Kütüphanenin Yalnızlığı 

Tarihi bir şehrin en göbeğinde güzel bir kütüphane hayal edin; ulaşımın  kolay olduğu, görüntüsüyle heybetli duran bir yapı.  

Ancak içindeki manzara, hayalini kurduğumuz gibi değil! 

Raflarındaki kitapların düzensizliği, yıpranmışlığı ve azlığı, bu güzel mekânın  göz ardı edilmemesi gereken bir sorunla karşı karşıya olduğunu gösteriyor. 

Evet, Bursa’nın Setbaşı’ndaki, Şehir Kütüphanesi… 

Kütüphaneyi dolaşırken, ilk göze çarpan rafların düzensizliği. Zaten az sayıdaki kitaplar da, eskimiş raflarda belirsiz bir sırayla duruyor. Bazıları; “ben burada ne arıyorum” der gibi… 

Çoğu yıpranmış durumda. 

Bu manzara, ders çalışmak için, sınavlara hazırlanmak için ya da kitaplarla  dost olmak için gelen öğrencileri, okuryazarları adeta uzaklaştırıyor. 
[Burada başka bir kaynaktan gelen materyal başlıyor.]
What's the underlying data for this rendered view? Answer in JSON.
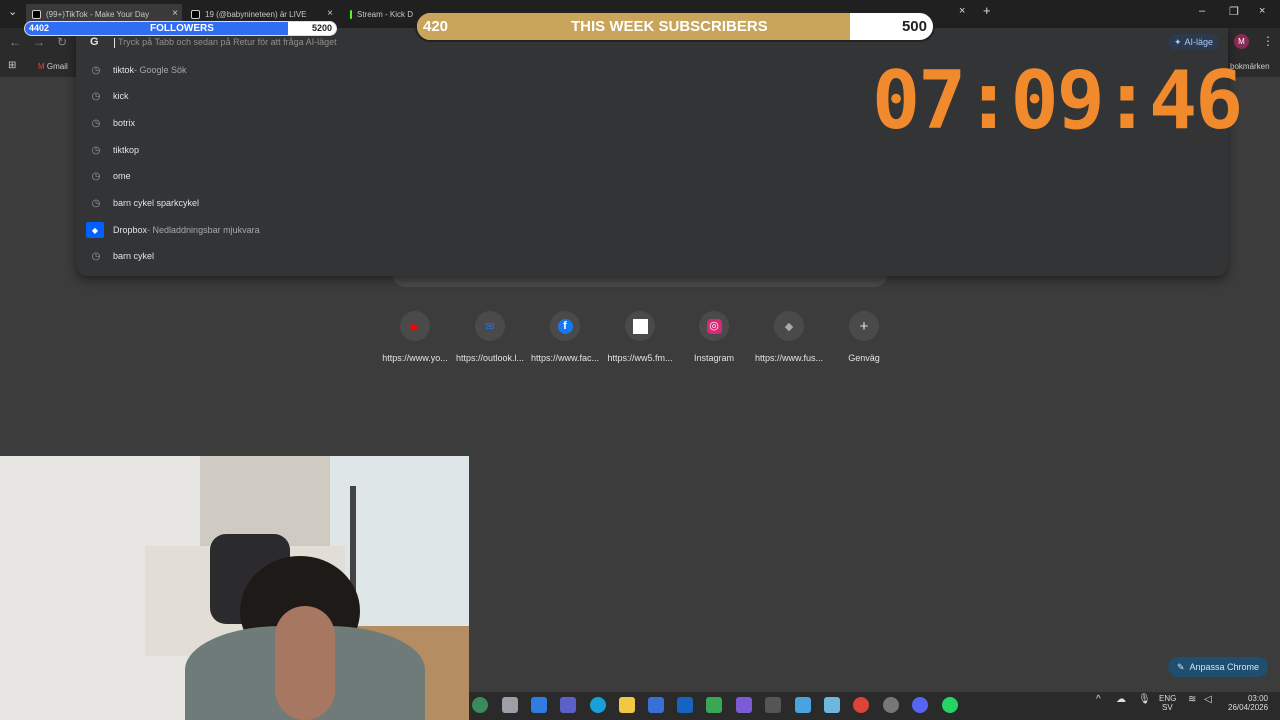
{
  "tabs": [
    {
      "title": "(99+)TikTok - Make Your Day",
      "fav": "#ffffff"
    },
    {
      "title": "19 (@babynineteen) är LIVE",
      "fav": "#ffffff"
    },
    {
      "title": "Stream - Kick D",
      "fav": "#53fc18"
    }
  ],
  "omnibox": {
    "placeholder": "Tryck på Tabb och sedan på Retur för att fråga AI-läget",
    "g_label": "G"
  },
  "suggestions": [
    {
      "text": "tiktok",
      "dim": " - Google Sök"
    },
    {
      "text": "kick",
      "dim": ""
    },
    {
      "text": "botrix",
      "dim": ""
    },
    {
      "text": "tiktkop",
      "dim": ""
    },
    {
      "text": "ome",
      "dim": ""
    },
    {
      "text": "barn cykel sparkcykel",
      "dim": ""
    },
    {
      "text": "Dropbox",
      "dim": " - Nedladdningsbar mjukvara"
    },
    {
      "text": "barn cykel",
      "dim": ""
    }
  ],
  "ai_mode": "AI-läge",
  "avatar": "M",
  "bookmark": "Gmail",
  "bookmark_right": "bokmärken",
  "shortcuts": [
    {
      "label": "https://www.yo...",
      "icon": "youtube-icon",
      "color": "#ff0000",
      "glyph": "▶"
    },
    {
      "label": "https://outlook.l...",
      "icon": "outlook-icon",
      "color": "#1a73e8",
      "glyph": "✉"
    },
    {
      "label": "https://www.fac...",
      "icon": "facebook-icon",
      "color": "#1877f2",
      "glyph": "f"
    },
    {
      "label": "https://ww5.fm...",
      "icon": "blank-page-icon",
      "color": "#ffffff",
      "glyph": ""
    },
    {
      "label": "Instagram",
      "icon": "instagram-icon",
      "color": "#d62976",
      "glyph": "◎"
    },
    {
      "label": "https://www.fus...",
      "icon": "fusion-icon",
      "color": "#888888",
      "glyph": "◆"
    },
    {
      "label": "Genväg",
      "icon": "plus-icon",
      "color": "#4a4a4a",
      "glyph": "+"
    }
  ],
  "followers": {
    "current": "4402",
    "label": "FOLLOWERS",
    "goal": "5200",
    "progress": 0.846
  },
  "subscribers": {
    "current": "420",
    "label": "THIS WEEK SUBSCRIBERS",
    "goal": "500",
    "progress": 0.84
  },
  "timer": "07:09:46",
  "customize": "Anpassa Chrome",
  "tray": {
    "lang1": "ENG",
    "lang2": "SV",
    "time": "03:00",
    "date": "26/04/2026"
  },
  "colors": {
    "accent_orange": "#f08a2c",
    "followers_blue": "#2f6df5",
    "subs_gold": "#c9a55b"
  }
}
Mesele kütüphanenin binasını yapmakta değil! 

İş o ki; yapılan kütüphanenin içini kitapla, okurla dolup taşmasını  sağlamakta. 

Elbette kitapların azlığı, yıpranmışlığı binayı yapanın kusuru değil. Eksiklik, o binanın içini doldurmak için koşarcasına kitap bağışlamayan  bizlerde. 
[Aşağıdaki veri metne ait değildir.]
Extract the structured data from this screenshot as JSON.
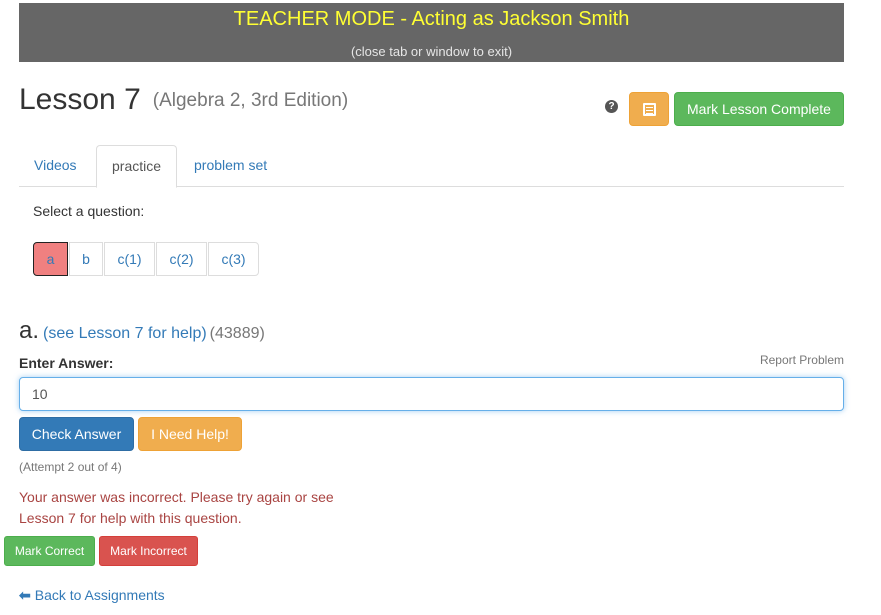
{
  "banner": {
    "title": "TEACHER MODE - Acting as Jackson Smith",
    "subtitle": "(close tab or window to exit)"
  },
  "header": {
    "title": "Lesson 7",
    "subtitle": "(Algebra 2, 3rd Edition)",
    "help_icon": "question-circle-icon",
    "help_glyph": "?",
    "notes_icon": "list-document-icon",
    "complete_label": "Mark Lesson Complete"
  },
  "tabs": [
    {
      "label": "Videos",
      "active": false
    },
    {
      "label": "practice",
      "active": true
    },
    {
      "label": "problem set",
      "active": false
    }
  ],
  "question_selector": {
    "label": "Select a question:",
    "options": [
      "a",
      "b",
      "c(1)",
      "c(2)",
      "c(3)"
    ],
    "selected": "a"
  },
  "question": {
    "letter": "a.",
    "help_link": "(see Lesson 7 for help)",
    "id": "(43889)",
    "answer_label": "Enter Answer:",
    "report_label": "Report Problem",
    "answer_value": "10",
    "check_label": "Check Answer",
    "need_help_label": "I Need Help!",
    "attempt_text": "(Attempt 2 out of 4)",
    "feedback": "Your answer was incorrect. Please try again or see Lesson 7 for help with this question."
  },
  "grading": {
    "mark_correct_label": "Mark Correct",
    "mark_incorrect_label": "Mark Incorrect"
  },
  "footer": {
    "back_icon": "arrow-left-icon",
    "back_glyph": "🡐",
    "back_label": "Back to Assignments"
  },
  "colors": {
    "banner_bg": "#666666",
    "banner_title": "#ffff33",
    "primary": "#337ab7",
    "success": "#5cb85c",
    "warning": "#f0ad4e",
    "danger": "#d9534f",
    "selected_question": "#f08080",
    "error_text": "#a94442"
  }
}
Evimizin kitaplıklarına, kolilerine bakalım; mutlaka artık elinize  almayacağınız çok sayıda kitap vardır. “İşe yarar, yaramaz” demeden, bu  kitapları kütüphanelere bağışlamalıyız. 

Böyle olmalı ki, kütüphanelerin içi kitaplarla dolsun, kitaba erişemeyen  gençlerimize fırsat eşitliği sağlayalım. 

Böyle olmalı ki, aydınlığın mekânlarını yalnızlıktan kurtaralım.